Monday, January 10, 2011

MY DAD--NOBLE WILLIAM BEALL continued

     So many stories to tell about my dad that it is hard to know where to start. He was a family oriented man. His job was important in that it took care of his family. He was also a stay-at-home man. As long as I can remember, my dad came home for lunch. When I was young, he walked to work and walked home with lunch in between. A lot of times, my brother and I would meet him on his way home from work. We would wait all day and watch the city clock to make sure we didn't miss the time to go. At about 4:45, we would run to the corner of Fifth avenue and East Second street, stop and watch for cars before crossing the street and then run down the hill to Sixth avenue. From there, after crossing the street, we would go to the corner of East First street and Sixth avenue and walk up East First street to daddy's work.
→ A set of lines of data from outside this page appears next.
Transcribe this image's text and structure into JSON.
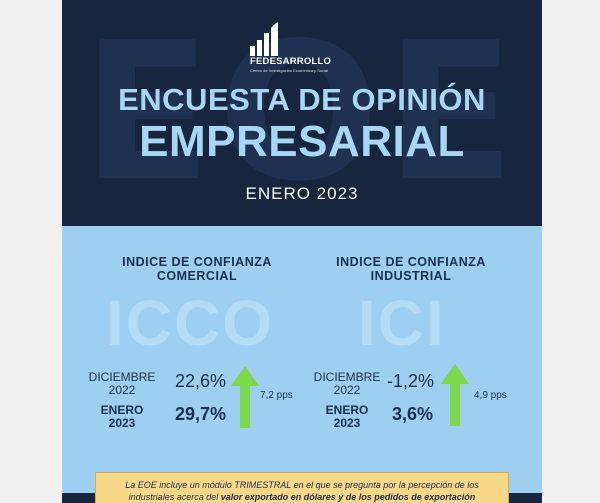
{
  "header": {
    "watermark": "EOE",
    "org_name": "FEDESARROLLO",
    "org_sub": "Centro de Investigación Económica y Social",
    "title_line1": "ENCUESTA DE OPINIÓN",
    "title_line2": "EMPRESARIAL",
    "date": "ENERO 2023"
  },
  "indices": [
    {
      "title_line1": "INDICE DE CONFIANZA",
      "title_line2": "COMERCIAL",
      "acronym": "ICCO",
      "prev_label_line1": "DICIEMBRE",
      "prev_label_line2": "2022",
      "prev_value": "22,6%",
      "curr_label_line1": "ENERO",
      "curr_label_line2": "2023",
      "curr_value": "29,7%",
      "change": "7,2 pps"
    },
    {
      "title_line1": "INDICE DE CONFIANZA",
      "title_line2": "INDUSTRIAL",
      "acronym": "ICI",
      "prev_label_line1": "DICIEMBRE",
      "prev_label_line2": "2022",
      "prev_value": "-1,2%",
      "curr_label_line1": "ENERO",
      "curr_label_line2": "2023",
      "curr_value": "3,6%",
      "change": "4,9 pps"
    }
  ],
  "note": {
    "part1": "La EOE incluye un módulo TRIMESTRAL en el que se pregunta por la percepción de los industriales acerca del ",
    "bold": "valor exportado en dólares y de los pedidos de exportación"
  },
  "colors": {
    "navy": "#16263f",
    "light_blue": "#9ccff0",
    "title_blue": "#a8d6f3",
    "arrow_green": "#7dd84a",
    "note_yellow": "#f7d889"
  }
}
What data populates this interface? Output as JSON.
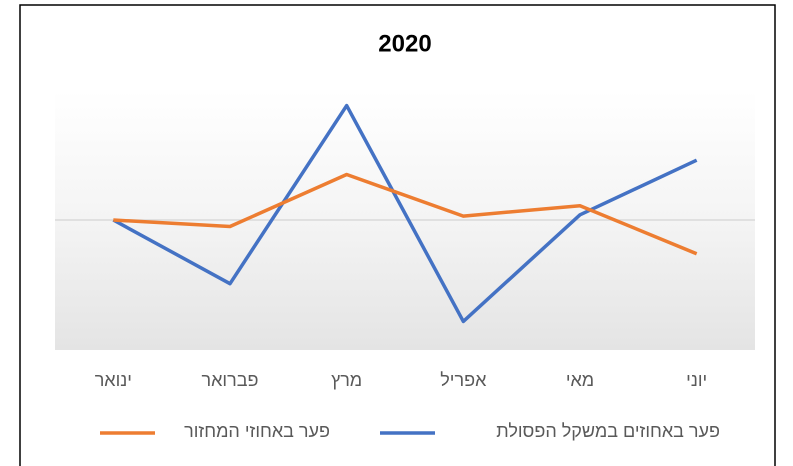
{
  "chart_data": {
    "type": "line",
    "title": "2020",
    "categories": [
      "ינואר",
      "פברואר",
      "מרץ",
      "אפריל",
      "מאי",
      "יוני"
    ],
    "series": [
      {
        "name": "פער באחוזים במשקל הפסולת",
        "color": "#4472c4",
        "values": [
          0,
          -4.9,
          8.8,
          -7.8,
          0.4,
          4.6
        ]
      },
      {
        "name": "פער באחוזי המחזור",
        "color": "#ed7d31",
        "values": [
          0,
          -0.5,
          3.5,
          0.3,
          1.1,
          -2.6
        ]
      }
    ],
    "ylim": [
      -10,
      10
    ]
  }
}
He would be mad if he saw us running. His company garage was on the corner of Eight avenue and Broad street where the new Georgia Power Co. office is located. Usually we would see him coming and we started telling about the things that had happened that day. Sometimes we were good and sometimes not. We had plenty to do at home. Larry's job was to take out the garbage and mine was to wash dishes or sweep the kitchen.
     One of the many things that my dad did with me was see-saw. We lived across the street from the old Neely school and the play ground had swings, see-saws and monkey bars. Dad would push us in the swings and help us walk the monkey bars and then see-saw with him on one side and me and Larry on the other. And he played ball. Any kind of ball, it didn't matter. He was a Georgia Cracker fan back then and Ga Tech. When he was growing up in Atlanta, he became a Tech fan. We  used to go to the B-team games when they had them on Thanksgiving day. One day after my mom died, we went to Rosemary's house and we left from there to go to the game. It snowed on us the whole time. I thought I would freeze to death because I didn't have a blanket. Dad finally decided to leave at the half because of the cold. We listened to it on the radio. After Kenneth started to UGA, then he became a Ga Bulldog.
     Now I can just barely remember my mother having a wringer washing machine. It sat in the hall in the winter time because it was to cold to wash on the back porch. And in the summer time, she set it up on the outside on the porch. Daddy had cut a hole in the hall floor for mother to drain out the water. Now that I am , grown, I think that idea was ingenious. This had happened when I was a little girl, so when we got an automatic washer, I thought it was the greatest thing in the world. It was a front loader and Larry and I would sit in the floor and watch it slosh the water just like watching TV. It sat in the kitchen under the dish cabinet and dad had installed a drain pipe on the wall beside it and the washer pumped the water into this drain. This was great because we didn't have to run the clothes through the wringer and catch our fingers. Our hands didn't even get wet.
     Dad bought this house just before Larry was born in 1945 and I lived there until I got married. It is still standing now but it is used for offices. Sometime in the 1950's, my dad put siding on this house. It was Masonite and it is still on the house. The color was a light sage and it was beautiful. He replaced the wooden porch with a concrete one and had wrought iron pillars instead of the wooden ones. Beside the steps, were hugh slabs of marble and Larry had fallen from one of them and received about 6 stitches. He was forever falling and getting stitches in some place or the other. He even lost two toes cutting grass. They could not save them but he has just enough to keep from having a limp. Plus he didn't have to go in the army. Now in this house was a long hall that went down the middle and my aunt Doris lived with us. She came down this aisle when she got married to Dudley Sheppard in 1951. I was suppose to be in her wedding but I broke my arm and couldn't make it. Continuing with the house, there were 3 rooms and a bath on one side and 4 rooms on the other side. The front room was considered a foyer or a room for coats. We never used it for anything else until dad put in the beauty shop. There were beautiful sliding doors. So heavy that I was about 12 years old before I could close them by myself. There was another set between the living room and the dining room. My bedroom was next to the bathroom and I had it all to myself. Larry and Kenneth shared the other bedroom in the back of the house. Before Kenneth was born, Larry and I shared a room and dad rented out that back room. At one time, my uncle Ed and aunt Beatrice lived there. After their daughter, Jean, was born, they moved in the house with Ma Jones and Pa Jones on the farm that belonged to James Whitehead. But this story is suppose to be about dad but I can't separate all of the things that went on that happened there without telling about all the people involved. Too many stories over too many years.